Welcome, coolhandluke!
To further clarify, Germany may move out of the sea zone in combat movement even if its ships end up in a friendly sea zone. Moving to avoid combat in this situation is considered a valid combat move.
I made two new rules to that can help change strategy and make the game more historically accurate. They are air transports/paradrops. You need bombers for this. For air transports, you can carry anything you can on a transport on a bomber and land it in another friendly territory where it drops off all units in the air transport, but aa rules apply if you fly over an enemy aa gun. Also, once the bomber lands it stays in that territory for the rest of the turn. In paradrops, you take a bomber and use it to transport 1 or 2 infantry to either an enemy or friendly territory and then fly it back to a friendly territory. Again, aa rules apply.
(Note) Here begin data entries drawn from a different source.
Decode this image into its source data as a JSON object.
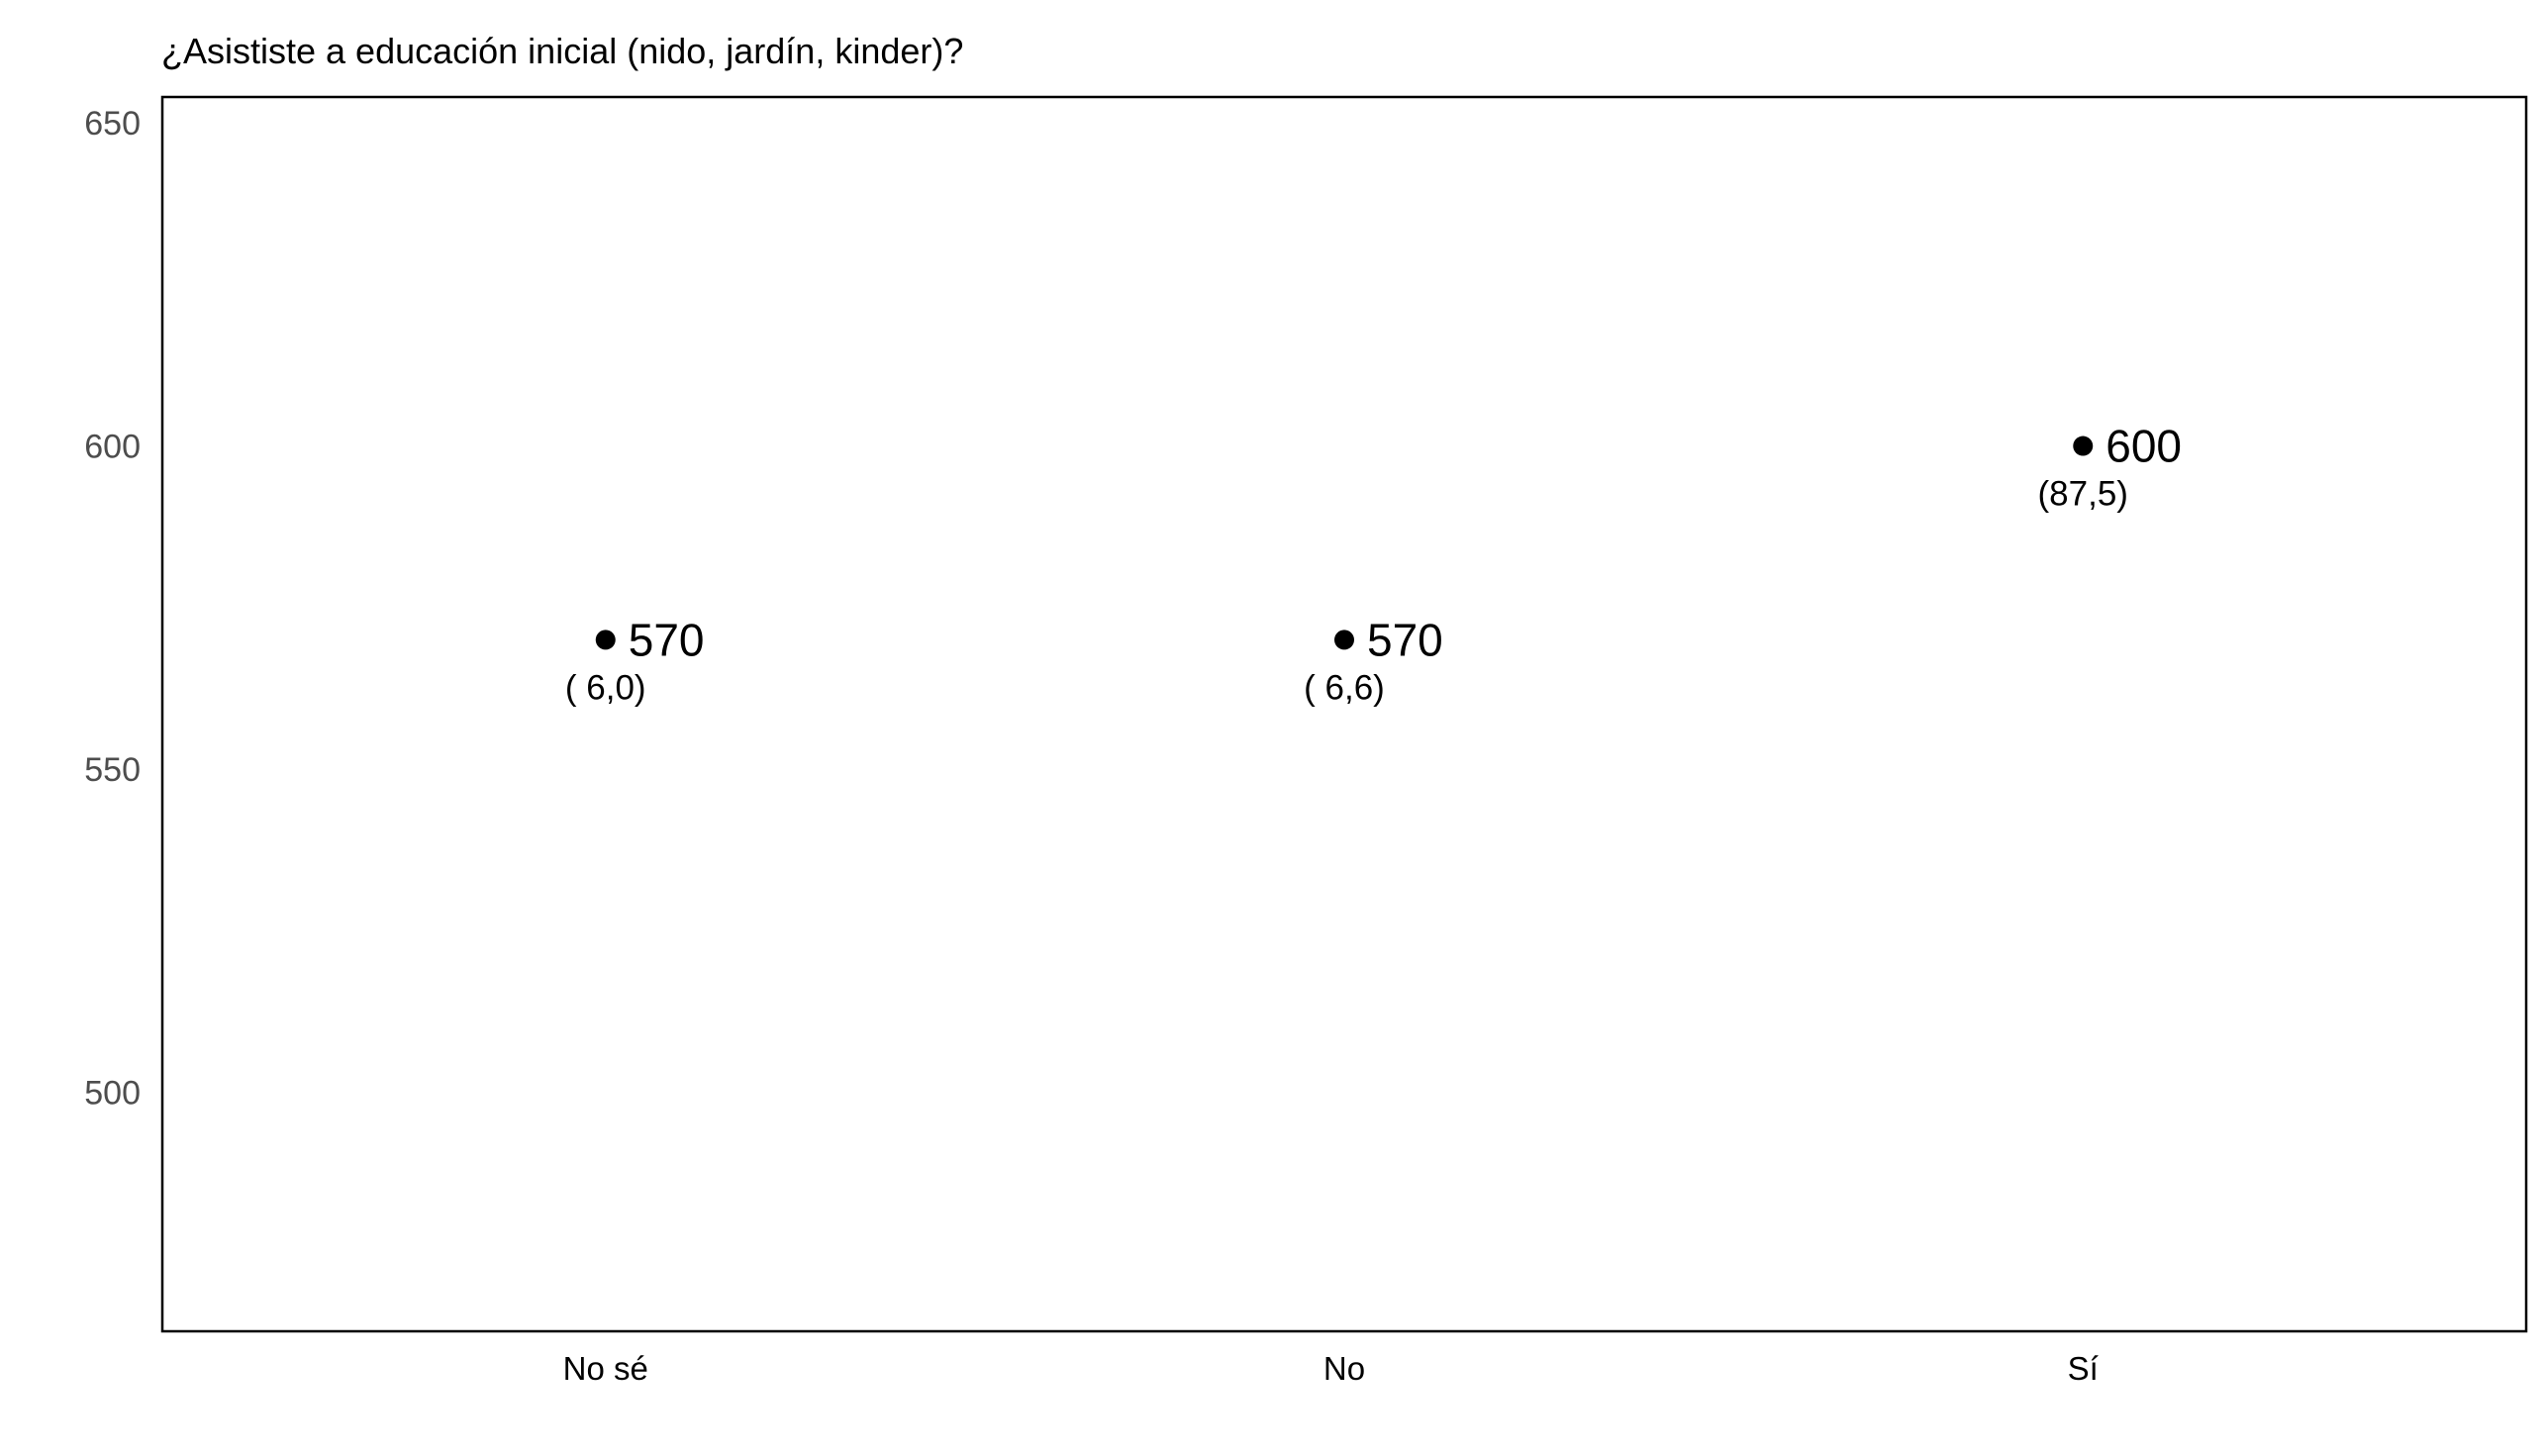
{
  "chart_data": {
    "type": "scatter",
    "title": "¿Asististe a educación inicial (nido, jardín, kinder)?",
    "xlabel": "",
    "ylabel": "",
    "categories": [
      "No sé",
      "No",
      "Sí"
    ],
    "values": [
      570,
      570,
      600
    ],
    "value_labels": [
      "570",
      "570",
      "600"
    ],
    "percent_labels": [
      "( 6,0)",
      "( 6,6)",
      "(87,5)"
    ],
    "ylim": [
      463,
      654
    ],
    "y_ticks": [
      500,
      550,
      600,
      650
    ],
    "grid": false,
    "legend": "none",
    "colors": {
      "point": "#000000",
      "frame": "#000000",
      "y_tick_text": "#4d4d4d"
    }
  }
}
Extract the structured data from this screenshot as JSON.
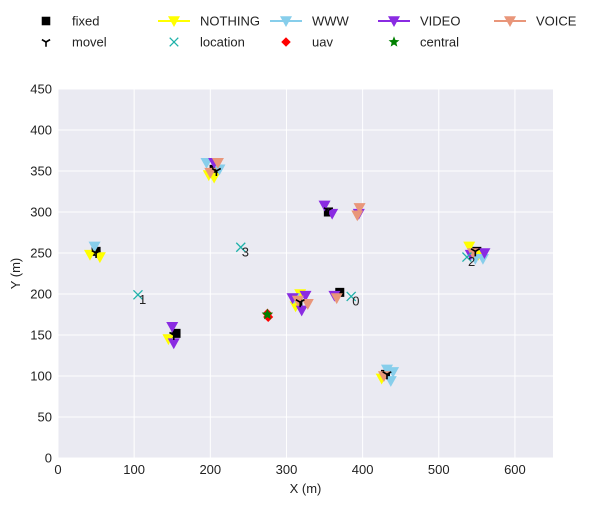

Also, when paradroping into enemy territory the bomber can’t be used both to paradrop and bomb, you either send in two troops or use it to bomb, not both. Also, if an aa shoots down a bomber with units on it, the bomber as well as the units are lost, and if attacking an enemy territory with an aa gun with paratroopers, the aa gun fires at the bomber before the paratroopers are drooped. One more thing is that you cannot use bombers used in an attack, airdrop, or bombing raid during the combat phase as an air transport or to paradrop into friendly territory in the noncombat phase.
Another new rule I made is neutral armies and territory value. With this, you give neutral territories armies and value so that it becomes legal to take these territories, but you have to fight a neutral army first. Also, as soon as you attack a neutral territory, the territory and troops in that territory are turned over to one of your enemy nations until you take it over.